Klez Worm Continues to Spread
Home PC users should be on the lookout for worm and its variants, as reports of new infections increase.
Joris Evers, IDG News Service
The W32.Klez worm and its variants are still loose in the wild more than a week after the latest variant was discovered, moving antivirus software vendor Symantec to upgrade it to a level 4 virus threat on its danger scale of five.
Symantec says it is receiving more than 3,000 submissions a day of W32.Klez and its variants. At the peak of the SirCam virus, in mid-2001, the company received about 1,500 daily submissions, Symantec of Cupertino, California, says in a statement.
"The number of submissions warrants a level-four rating," says Andre Post, senior researcher at Symantec. "But you have to see this in perspective.

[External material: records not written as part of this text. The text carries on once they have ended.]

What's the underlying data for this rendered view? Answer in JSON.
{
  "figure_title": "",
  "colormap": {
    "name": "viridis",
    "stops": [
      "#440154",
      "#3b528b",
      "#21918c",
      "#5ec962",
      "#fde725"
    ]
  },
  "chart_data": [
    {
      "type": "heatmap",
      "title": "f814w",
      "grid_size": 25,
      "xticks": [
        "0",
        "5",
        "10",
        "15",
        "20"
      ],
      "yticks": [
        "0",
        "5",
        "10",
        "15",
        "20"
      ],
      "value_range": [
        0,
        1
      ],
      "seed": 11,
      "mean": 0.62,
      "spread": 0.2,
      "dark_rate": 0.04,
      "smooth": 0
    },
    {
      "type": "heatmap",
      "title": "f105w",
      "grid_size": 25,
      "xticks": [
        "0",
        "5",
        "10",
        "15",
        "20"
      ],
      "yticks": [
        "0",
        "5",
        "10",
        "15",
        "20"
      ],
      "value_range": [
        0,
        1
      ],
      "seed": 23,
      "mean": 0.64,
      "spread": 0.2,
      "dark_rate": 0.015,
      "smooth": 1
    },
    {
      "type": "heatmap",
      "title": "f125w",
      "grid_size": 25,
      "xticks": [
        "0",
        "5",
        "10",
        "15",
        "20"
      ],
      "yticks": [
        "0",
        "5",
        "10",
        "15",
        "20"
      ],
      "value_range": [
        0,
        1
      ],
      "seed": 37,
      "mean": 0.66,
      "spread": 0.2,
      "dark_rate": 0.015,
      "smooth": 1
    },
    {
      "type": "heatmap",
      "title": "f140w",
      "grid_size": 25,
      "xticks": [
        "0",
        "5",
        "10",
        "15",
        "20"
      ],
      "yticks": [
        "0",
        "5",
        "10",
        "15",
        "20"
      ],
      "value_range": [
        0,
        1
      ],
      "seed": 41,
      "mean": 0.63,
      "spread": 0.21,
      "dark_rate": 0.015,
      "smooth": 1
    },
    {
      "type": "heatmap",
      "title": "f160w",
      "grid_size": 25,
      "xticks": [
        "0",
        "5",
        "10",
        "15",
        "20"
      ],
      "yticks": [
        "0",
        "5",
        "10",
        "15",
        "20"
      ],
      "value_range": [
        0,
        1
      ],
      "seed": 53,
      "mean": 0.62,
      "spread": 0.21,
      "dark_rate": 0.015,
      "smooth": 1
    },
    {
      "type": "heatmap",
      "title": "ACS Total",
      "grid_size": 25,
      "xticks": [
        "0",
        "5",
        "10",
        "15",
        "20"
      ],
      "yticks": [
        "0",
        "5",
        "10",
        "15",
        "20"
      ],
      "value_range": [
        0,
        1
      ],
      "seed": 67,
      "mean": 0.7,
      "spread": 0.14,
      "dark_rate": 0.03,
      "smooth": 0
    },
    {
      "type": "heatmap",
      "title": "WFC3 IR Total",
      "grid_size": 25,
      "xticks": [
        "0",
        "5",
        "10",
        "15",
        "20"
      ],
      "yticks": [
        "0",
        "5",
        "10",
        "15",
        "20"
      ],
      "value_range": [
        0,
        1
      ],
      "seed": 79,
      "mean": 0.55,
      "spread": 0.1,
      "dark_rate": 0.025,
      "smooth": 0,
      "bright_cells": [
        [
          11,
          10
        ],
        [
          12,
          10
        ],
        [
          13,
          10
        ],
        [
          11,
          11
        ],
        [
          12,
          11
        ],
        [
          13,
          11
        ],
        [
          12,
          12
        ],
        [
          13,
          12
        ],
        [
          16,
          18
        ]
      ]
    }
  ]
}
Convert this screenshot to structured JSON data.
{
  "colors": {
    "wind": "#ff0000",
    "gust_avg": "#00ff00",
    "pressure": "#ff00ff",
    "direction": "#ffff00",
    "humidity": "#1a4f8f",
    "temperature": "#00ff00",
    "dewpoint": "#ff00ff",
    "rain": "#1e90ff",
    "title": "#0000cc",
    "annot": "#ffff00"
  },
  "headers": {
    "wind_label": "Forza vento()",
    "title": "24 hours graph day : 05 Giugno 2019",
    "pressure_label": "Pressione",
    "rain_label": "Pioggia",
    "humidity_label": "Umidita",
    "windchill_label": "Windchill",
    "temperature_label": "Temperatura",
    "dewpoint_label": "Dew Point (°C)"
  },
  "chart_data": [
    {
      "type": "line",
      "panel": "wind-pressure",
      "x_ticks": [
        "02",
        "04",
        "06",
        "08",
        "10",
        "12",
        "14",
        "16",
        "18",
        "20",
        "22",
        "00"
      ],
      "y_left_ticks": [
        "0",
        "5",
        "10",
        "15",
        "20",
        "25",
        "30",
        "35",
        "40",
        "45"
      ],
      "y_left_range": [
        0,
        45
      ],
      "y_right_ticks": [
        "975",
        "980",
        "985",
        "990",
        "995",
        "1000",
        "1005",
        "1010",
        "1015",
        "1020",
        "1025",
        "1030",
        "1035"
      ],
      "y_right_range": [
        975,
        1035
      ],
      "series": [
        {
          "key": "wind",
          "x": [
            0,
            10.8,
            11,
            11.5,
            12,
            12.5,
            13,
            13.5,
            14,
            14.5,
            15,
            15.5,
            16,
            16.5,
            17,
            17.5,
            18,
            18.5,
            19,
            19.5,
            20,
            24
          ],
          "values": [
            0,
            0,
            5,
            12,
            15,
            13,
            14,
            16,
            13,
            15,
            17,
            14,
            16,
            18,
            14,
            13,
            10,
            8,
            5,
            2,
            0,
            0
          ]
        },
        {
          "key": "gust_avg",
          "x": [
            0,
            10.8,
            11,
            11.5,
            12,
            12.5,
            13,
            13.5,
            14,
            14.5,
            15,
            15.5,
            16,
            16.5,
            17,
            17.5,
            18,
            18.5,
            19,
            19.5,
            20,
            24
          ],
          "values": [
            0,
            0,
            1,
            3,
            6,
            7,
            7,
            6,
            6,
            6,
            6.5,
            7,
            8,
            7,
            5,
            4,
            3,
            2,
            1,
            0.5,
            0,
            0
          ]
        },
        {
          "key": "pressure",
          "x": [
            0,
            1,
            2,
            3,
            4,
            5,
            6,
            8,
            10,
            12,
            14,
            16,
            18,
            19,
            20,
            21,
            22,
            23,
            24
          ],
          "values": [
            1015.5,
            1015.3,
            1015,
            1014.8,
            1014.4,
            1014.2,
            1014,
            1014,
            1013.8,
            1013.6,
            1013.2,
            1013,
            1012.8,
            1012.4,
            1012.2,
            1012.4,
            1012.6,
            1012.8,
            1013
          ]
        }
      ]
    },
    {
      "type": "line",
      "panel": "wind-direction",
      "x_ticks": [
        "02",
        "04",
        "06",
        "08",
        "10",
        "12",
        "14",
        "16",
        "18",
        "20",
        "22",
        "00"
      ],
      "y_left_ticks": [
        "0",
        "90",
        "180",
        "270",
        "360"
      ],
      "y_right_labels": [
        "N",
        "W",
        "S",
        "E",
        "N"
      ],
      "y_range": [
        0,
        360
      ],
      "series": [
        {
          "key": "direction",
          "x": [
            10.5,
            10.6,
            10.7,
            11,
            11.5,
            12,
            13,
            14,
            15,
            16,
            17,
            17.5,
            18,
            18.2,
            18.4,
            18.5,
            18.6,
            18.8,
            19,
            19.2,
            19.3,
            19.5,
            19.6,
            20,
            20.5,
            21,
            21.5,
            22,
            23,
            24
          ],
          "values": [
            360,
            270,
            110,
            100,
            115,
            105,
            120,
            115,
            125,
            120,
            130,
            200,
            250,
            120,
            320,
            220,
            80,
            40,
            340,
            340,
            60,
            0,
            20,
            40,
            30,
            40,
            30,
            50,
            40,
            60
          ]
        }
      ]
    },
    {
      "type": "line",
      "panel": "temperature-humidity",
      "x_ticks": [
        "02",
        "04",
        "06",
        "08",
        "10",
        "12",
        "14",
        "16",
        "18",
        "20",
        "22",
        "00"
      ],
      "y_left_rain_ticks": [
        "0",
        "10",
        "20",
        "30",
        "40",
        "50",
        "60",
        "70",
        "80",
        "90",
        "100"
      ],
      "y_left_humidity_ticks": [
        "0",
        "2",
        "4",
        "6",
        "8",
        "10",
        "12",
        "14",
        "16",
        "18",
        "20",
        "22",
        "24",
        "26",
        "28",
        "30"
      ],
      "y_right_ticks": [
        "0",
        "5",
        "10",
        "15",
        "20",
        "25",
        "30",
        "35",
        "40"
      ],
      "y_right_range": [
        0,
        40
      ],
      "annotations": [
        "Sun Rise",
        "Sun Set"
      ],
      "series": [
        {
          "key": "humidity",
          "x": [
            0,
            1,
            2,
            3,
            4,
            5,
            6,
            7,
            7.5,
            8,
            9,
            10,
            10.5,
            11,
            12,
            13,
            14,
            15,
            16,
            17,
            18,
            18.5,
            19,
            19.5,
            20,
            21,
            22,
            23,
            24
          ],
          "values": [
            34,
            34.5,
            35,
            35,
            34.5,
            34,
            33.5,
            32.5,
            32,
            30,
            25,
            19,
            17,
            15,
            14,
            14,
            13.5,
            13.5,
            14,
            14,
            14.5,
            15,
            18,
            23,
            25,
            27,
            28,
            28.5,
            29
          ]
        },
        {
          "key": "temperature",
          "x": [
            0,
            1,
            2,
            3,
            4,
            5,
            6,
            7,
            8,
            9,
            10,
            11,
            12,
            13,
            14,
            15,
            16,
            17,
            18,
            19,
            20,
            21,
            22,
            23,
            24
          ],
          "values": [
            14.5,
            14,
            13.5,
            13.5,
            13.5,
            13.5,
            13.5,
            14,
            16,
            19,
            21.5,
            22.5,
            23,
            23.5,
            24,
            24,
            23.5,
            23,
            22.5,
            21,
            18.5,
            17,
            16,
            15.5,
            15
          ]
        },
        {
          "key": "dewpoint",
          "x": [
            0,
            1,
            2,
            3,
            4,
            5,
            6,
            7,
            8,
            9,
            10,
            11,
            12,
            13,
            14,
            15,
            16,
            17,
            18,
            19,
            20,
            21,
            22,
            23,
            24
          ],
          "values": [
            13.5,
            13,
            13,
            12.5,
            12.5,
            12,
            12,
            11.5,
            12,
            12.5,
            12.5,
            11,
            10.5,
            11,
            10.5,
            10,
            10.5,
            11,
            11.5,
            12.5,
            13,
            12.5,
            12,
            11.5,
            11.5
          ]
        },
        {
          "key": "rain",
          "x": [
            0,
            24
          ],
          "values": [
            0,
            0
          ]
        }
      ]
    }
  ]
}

The submissions are for all W32.Klez variants--W32.Klez.E and W32.Klez.H are the main two contributors to these numbers."
W32.Klez.H, the latest variant of the W32.Klez mass mailer worm that first surfaced last year, was discovered on April 17. A variant of a worm contains attributes of the original, but has been altered so that it behaves differently. Updated virus signatures from leading antivirus software vendors should protect against the worm.
Hitting Home
Home users, not corporations, are being hit by W32.Klez, according to Post.
"Based on analysis of Thursday's submissions I can say that 5 percent or less of all the submissions that we get are from corporate users. The overwhelming majority is from home users. Corporations have learned that they need to protect themselves from worms and viruses like these," he says.
Marius van Oers, a virus research engineer with Network Associates in Amsterdam, says W32.Klez is spreading worldwide and is "one of the biggest virus threats today, but not historically."
It's not a one-day phenomenon, he says. "It started slowly and we have seen the spread accelerate in the last week."
Network Associates rates the worm "medium" risk, but that really only goes for home users, according to Van Oers, who agreed that W32.Klez finds most of its victims among home users.
"We aren't worried too much about the corporate users as they work with updated virus definitions and filtering on file extensions. However, we are seeing reports from home users. The risk level for corporate users is slightly below medium, but it is certainly at medium for the home users," he says.
Updated Protection
Both Symantec and Network Associates advise users to check if they have recent virus definition files installed. Symantec offers a special software tool to remove the virus.
W32.Klez.H arrives in an e-mail with a random subject line and message body. The sender's e-mail address can be spoofed. Once launched, the worm sends itself to all addresses it finds in the Windows address book, the database of instant-messaging program ICQ, and local files. A file from the user's system is randomly selected and sent along with the worm.
W32.Klez.H also attempts to disable antivirus software and drops another virus in the user's system that tries to infect executable files there and across network filing systems, according to antivirus vendor write-ups of the worm.